If there is a gun or other dangerous weapon on scene that poses no threat to anyone, leave it alone. If you are responding to a reported suicide with a self-inflicted gunshot wound and the gun is still in the victim’s hand, the gun is not going to go off on its own. Do not touch it. There is no reason to clear a weapon for “officer safety” if the gun is in the hand or near a deceased individual. If a gun is located in the scene and no one is near it, leave the gun alone. If a gun does pose a threat to officer safety due to multiple people being in the residence, by all means unload the gun. Just make sure you document it.

6. Bigger Is Better

Place crime scene tape around the scene. If the scene is a residence, place tape around the curtilage of the scene. If there is visible evidence in the roadway or outside the immediate curtilage, continue the tape out to secure that area, as well. You can always make the scene smaller, if you determine the size of the scene is unnecessary, but it’s much harder to expand your scene once evidence has potentially been altered or destroyed.

7. Post Officer at the Crime Scene Tape

No one goes into the scene that doesn’t need to. Criminal Investigations Division (CID), the crime scene unit, or state agency (if being used) should be the only ones to enter the scene once it is roped off to avoid contamination or destruction of evidence. If there are a lot of “sightseers” and/or media, create an outer perimeter in addition to the inner perimeter. If it is a large scene, multiple officers may need to be used to keep the scene secure.

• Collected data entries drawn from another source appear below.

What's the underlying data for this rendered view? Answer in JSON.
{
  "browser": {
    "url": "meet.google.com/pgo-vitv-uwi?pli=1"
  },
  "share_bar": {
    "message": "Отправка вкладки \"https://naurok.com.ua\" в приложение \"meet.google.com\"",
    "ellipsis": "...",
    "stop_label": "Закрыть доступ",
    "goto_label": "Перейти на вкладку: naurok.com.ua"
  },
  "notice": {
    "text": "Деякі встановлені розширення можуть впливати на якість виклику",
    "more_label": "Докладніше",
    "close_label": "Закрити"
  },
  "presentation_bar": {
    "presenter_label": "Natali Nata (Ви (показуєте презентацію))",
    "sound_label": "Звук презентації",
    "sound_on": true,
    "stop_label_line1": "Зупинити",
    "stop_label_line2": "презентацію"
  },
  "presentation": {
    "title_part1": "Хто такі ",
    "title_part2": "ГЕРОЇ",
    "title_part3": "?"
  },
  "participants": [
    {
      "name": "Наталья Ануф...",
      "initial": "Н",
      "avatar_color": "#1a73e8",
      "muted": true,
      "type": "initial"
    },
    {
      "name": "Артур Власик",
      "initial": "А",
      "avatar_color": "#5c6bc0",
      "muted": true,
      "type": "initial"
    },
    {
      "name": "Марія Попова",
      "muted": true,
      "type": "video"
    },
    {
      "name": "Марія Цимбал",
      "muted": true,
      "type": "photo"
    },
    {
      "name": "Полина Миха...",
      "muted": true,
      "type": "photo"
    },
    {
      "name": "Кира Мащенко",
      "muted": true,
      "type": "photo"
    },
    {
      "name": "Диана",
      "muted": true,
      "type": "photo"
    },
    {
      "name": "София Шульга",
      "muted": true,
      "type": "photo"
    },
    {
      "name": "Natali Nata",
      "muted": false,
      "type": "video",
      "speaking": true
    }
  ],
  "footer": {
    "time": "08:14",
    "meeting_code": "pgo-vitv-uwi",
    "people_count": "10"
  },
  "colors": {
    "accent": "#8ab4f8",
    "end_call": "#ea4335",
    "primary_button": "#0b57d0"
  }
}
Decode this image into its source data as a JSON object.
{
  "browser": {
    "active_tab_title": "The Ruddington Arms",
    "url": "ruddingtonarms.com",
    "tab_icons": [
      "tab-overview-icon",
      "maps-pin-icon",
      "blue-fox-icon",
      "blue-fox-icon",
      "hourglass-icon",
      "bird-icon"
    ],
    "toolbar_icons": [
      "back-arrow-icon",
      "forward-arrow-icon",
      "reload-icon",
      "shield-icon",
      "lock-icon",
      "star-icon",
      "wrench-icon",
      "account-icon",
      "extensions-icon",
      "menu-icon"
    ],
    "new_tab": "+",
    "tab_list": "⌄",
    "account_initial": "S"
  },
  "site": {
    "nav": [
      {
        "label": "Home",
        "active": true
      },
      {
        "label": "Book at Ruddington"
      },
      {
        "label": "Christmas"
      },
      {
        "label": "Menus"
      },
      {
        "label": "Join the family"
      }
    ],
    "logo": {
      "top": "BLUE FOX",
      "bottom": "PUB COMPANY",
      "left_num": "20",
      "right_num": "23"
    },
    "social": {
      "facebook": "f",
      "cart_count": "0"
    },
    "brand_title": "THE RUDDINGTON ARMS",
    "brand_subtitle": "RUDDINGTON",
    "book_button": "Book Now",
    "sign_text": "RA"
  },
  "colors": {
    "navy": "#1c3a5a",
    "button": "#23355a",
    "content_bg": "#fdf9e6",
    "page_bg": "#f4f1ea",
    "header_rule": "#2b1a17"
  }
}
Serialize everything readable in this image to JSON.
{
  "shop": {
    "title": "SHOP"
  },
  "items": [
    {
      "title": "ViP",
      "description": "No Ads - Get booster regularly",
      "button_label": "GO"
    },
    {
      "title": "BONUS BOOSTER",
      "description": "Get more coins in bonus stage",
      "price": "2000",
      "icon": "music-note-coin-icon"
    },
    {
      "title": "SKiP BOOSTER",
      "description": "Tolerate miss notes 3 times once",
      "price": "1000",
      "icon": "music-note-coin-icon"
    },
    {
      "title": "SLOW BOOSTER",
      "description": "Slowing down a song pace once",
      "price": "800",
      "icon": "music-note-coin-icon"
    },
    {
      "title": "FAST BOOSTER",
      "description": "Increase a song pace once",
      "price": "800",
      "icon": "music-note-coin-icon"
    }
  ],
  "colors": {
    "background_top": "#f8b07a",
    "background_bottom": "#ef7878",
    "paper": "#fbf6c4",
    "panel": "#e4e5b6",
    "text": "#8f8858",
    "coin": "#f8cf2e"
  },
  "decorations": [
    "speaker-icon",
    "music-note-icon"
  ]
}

8. Note Any Transient Evidence and Document

Transient evidence is evidence that may be easily destroyed or lost if preservation measures are not taken immediately. Transient evidence may be odors at the scene, ice in a glass, blood on a portion outside that may be destroyed if it’s raining or about to rain, etc. First responding officers should try to note these things once the scene is secured. The officer can photograph the item before it’s destroyed or lost or cover the evidence, so it doesn’t get rained on. Ice in a glass may melt by the time investigators or the crime scene unit get into the scene. The ice may be probative to the investigation. Blood outside may indicate the suspect was injured. If it’s about to rain, that evidence could be lost. It you can put a tarp or tent over it, that may assist with preserving it. If you have a way to collect the blood, go ahead and collect it to preserve the evidence. It is very important to try to obtain photographs of this evidence, so investigators and crime scene personnel know where and in what condition the evidence was in when you arrived.

9. Do Not Introduce Anything to The Crime Scene Unnecessarily

Do not make yourself at home in the crime scene. Don’t bring your coffee into the scene and sit down on the furniture. Don’t use any phones in the scene that don’t belong to you. Don’t use the bathroom in the scene. Don’t eat or drink anything from the scene. Don’t smoke or spit in the scene. If you want to smoke go outside the crime scene tape, but do not throw your cigarette butts on the ground. If you chew tobacco, don’t spit in the scene or anywhere in the general area of the scene —use a spit bottle. Do not worry about marking evidence unless there’s the potential the evidence may be altered or destroyed without doing so.

10. Contact the Coroner or Medical Examiner

If the victim is deceased and not being transported to the hospital, the coroner or medical examiner will have to pronounce the victim deceased. Make sure they are contacted and enroute to the scene.